Bunting for Peace: Stitching Memories and Celebrations Together

My time at Erewash Museum has come to an end, and what a journey it has been. While we didn’t quite reach our ambitious goal of 50 meters, we created over 40 meters of bunting, each flag stitched with laughter, memories, and stories of what celebration looks like today.

The aim of Bunting for Peace was to bring people together in commemoration and celebration of peace, just as communities did in 1945. During the war, stitching fabric was a necessity. Today, we’ve used it as a tool of joy, a way to connect people through shared experiences, memories, and dreams of festivity.

Over the course of August, more than 120 people, aged 5 to 71, joined me to cut, stitch, knot, and embroider. As we worked, I asked participants to reflect: What does a celebration look like to you? What belongs at every good party?

The answers were wonderfully varied, there was lots of tea and cake, of course, but also pizza, jelly, bunting, friends (including cats!), and games. These conversations stitched humour, memory, and imagination into the fabric, showing that what truly defines a celebration is tradition, community, joy, and the pleasure of indulgence. Each flag carries a fragment of someone’s voice, marking a moment in time, and together the flags form a kind of time capsule of contemporary celebration.

For some, this was their first ever attempt at stitching. For others, it was a reconnection with skills passed down through generations. What mattered most was not perfection, but participation, the act of making together across ages, backgrounds, and abilities.
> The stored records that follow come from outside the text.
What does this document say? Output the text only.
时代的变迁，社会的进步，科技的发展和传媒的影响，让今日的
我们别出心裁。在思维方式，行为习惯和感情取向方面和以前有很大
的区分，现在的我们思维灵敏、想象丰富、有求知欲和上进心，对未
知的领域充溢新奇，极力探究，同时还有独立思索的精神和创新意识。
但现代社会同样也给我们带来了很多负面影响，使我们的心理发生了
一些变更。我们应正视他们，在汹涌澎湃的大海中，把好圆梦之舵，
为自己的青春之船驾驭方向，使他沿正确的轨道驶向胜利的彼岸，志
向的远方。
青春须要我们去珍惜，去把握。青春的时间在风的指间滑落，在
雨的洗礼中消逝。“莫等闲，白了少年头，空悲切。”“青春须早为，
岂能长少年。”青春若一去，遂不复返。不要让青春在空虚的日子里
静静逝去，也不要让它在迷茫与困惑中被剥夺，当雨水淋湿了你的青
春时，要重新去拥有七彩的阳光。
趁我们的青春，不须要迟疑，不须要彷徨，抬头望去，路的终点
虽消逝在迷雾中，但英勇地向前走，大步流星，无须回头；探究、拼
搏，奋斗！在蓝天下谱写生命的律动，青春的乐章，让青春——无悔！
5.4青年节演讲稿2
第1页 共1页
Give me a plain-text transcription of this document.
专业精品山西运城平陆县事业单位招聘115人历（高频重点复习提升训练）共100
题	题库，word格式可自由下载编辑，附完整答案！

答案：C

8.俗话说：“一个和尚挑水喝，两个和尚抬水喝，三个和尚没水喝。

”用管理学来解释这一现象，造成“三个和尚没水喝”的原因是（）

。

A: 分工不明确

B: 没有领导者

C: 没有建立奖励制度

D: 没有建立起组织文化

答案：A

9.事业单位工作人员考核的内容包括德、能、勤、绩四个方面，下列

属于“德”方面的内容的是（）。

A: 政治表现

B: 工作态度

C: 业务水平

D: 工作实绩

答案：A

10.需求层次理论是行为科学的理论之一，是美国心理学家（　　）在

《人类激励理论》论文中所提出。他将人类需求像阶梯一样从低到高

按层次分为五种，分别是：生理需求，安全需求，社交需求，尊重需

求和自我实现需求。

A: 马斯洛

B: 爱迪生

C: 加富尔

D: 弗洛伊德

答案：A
Children worked alongside parents, grandparents, and friends, creating special moments of intergenerational learning.

The bunting fluttered for the first time at the War Time Variety Show, and a section will shortly be included From Gas Masks to Garden Parties exhibition. But its story doesn’t end here. This bunting was designed to last, to travel, and to keep carrying our collective voices of love, joy, and hope into future celebrations.

For me, this project is proof of what craft can do: it creates space for conversation, nurtures creativity, and transforms scraps into symbols of togetherness. Just like the street parties of 1945, it reminds us that peace is worth celebrating, and that making, mending, and remembering together are powerful acts.